Archived · v0.11.0 · Client

Agent Card Discovery

The AgentCard is how one A2A participant describes itself to another. When you hand A2XClient a .well-known/agent.json URL, it fetches this card and uses it for every subsequent call.

What's on the card

Useful fields at a glance:

  • name, description — human-readable identity.
  • url or supportedInterfaces[].url — where to send JSON-RPC. Field location depends on protocol version; A2X normalizes this for you.
  • capabilities.streaming — whether message/stream is supported.
  • skills[] — declared capabilities (ids, tags).
  • securityRequirements / securitySchemes — what auth the agent expects.
  • protocolVersion — the A2A version the card was issued under (0.3 or 1.0).

Resolving a card manually

import { A2XClient } from '@a2x/sdk/client';
 
const client = new A2XClient('https://agent.example.com/.well-known/agent.json');
const resolved = await client.resolveAgentCard();
 
console.log(resolved.version);  // '0.3' | '1.0'
console.log(resolved.card);     // parsed AgentCard for that version

ResolvedAgentCard is the union of "which version we ended up with" plus "the parsed card". Use it when you need to branch on version or inspect declared skills before calling the agent.

Version negotiation

A2A has two spec versions in the wild. You don't pick — the remote agent declares, and the client adapts:

  • If the card declares protocolVersion: '1.0', A2XClient uses the v1.0 endpoints and shapes.
  • If it declares 0.3 (or omits the field), the client uses v0.3.

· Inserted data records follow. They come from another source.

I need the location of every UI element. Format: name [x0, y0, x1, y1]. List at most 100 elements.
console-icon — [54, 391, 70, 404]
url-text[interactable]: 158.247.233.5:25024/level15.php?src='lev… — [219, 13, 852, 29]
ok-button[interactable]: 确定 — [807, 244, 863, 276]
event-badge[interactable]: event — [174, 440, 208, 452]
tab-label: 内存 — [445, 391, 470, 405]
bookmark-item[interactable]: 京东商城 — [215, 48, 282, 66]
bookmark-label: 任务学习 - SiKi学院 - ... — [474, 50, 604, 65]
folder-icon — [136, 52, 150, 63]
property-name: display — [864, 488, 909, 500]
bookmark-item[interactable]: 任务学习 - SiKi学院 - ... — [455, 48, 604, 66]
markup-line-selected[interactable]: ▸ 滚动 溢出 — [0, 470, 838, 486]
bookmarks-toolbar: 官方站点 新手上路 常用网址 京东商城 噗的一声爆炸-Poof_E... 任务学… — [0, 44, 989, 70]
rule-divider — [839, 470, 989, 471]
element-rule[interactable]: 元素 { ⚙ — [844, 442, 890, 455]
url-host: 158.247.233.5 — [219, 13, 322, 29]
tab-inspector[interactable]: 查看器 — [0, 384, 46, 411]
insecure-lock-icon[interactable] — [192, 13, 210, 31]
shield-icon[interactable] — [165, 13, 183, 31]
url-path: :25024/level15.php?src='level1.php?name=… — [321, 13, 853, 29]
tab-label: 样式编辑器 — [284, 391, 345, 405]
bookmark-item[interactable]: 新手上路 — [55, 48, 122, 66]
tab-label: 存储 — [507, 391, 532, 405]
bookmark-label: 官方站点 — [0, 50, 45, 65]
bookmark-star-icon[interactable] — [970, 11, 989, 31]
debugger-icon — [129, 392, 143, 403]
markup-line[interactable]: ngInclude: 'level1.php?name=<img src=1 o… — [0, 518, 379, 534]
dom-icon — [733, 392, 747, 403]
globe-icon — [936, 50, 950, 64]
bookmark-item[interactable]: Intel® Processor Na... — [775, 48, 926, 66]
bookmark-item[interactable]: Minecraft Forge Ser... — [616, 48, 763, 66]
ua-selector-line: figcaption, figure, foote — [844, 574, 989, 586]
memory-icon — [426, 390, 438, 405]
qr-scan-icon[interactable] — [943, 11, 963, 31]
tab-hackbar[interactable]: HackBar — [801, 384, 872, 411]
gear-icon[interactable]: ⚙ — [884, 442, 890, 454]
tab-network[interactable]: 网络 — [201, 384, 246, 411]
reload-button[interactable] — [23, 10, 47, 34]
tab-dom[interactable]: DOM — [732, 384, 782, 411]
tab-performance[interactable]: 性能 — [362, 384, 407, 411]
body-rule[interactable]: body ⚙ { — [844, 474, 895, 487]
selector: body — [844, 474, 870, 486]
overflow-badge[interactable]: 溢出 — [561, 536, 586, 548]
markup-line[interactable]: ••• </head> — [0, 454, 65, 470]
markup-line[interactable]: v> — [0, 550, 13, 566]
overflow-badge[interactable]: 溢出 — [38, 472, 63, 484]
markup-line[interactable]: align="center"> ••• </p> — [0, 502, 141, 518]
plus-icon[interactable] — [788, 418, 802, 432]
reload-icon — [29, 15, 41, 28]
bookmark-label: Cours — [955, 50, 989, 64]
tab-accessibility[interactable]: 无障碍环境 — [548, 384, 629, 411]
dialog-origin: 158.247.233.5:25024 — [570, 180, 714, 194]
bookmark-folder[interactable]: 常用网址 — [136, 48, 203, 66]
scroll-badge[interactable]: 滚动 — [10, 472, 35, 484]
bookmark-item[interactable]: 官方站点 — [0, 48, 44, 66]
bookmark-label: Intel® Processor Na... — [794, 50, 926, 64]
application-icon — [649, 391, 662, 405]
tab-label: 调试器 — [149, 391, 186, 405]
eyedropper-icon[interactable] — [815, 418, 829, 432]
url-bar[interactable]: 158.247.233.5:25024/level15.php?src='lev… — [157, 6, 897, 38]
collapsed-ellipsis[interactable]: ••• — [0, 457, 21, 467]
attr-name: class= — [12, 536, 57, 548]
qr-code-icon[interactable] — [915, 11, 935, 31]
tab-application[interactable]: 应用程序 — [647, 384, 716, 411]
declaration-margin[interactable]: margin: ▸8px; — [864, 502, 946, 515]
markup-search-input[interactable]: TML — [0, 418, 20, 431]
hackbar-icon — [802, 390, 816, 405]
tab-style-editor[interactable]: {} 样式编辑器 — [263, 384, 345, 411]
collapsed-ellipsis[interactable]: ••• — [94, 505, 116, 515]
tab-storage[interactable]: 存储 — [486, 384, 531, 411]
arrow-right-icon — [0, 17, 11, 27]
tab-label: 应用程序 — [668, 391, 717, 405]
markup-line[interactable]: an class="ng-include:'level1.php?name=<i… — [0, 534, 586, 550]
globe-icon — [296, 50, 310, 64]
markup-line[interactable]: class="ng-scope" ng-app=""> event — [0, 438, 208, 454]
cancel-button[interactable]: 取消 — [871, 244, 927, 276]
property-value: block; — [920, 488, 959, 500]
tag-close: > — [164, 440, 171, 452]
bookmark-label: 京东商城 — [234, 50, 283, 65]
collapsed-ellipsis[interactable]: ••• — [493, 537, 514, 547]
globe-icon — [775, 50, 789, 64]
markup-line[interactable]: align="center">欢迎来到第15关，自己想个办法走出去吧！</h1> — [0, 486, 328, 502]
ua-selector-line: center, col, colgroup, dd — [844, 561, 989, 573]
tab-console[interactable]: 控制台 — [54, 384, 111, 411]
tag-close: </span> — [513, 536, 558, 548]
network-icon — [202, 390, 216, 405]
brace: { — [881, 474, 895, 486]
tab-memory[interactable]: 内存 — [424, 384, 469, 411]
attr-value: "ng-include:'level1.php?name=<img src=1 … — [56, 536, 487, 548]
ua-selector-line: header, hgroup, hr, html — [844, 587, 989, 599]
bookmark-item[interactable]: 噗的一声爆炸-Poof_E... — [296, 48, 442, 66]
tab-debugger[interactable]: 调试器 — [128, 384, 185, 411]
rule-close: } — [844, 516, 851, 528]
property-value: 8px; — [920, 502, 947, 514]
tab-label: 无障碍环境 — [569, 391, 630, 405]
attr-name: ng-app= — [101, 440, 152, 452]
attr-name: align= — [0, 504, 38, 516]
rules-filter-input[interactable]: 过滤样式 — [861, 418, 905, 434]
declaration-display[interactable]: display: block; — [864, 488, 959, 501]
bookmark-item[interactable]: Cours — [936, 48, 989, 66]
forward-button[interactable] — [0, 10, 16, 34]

You can force a preference:

const client = new A2XClient(url, { preferredVersion: '1.0' });

When the remote supports both, this picks your preference; when it only supports one, the client falls back gracefully.

Calling non-A2X agents

A2XClient is a protocol-level client, not an A2X-only one. Any agent whose AgentCard is valid A2A works, regardless of what SDK produced it. The only thing that changes is the URL you pass.

Caching and refreshing

A2XClient caches the card after the first fetch. If the remote agent rolls out a new version, drop the client and construct a new one, or use resolveAgentCard({ force: true }) to bypass the cache.

For long-running processes you can add a periodic refresh yourself — the card is cheap to refetch.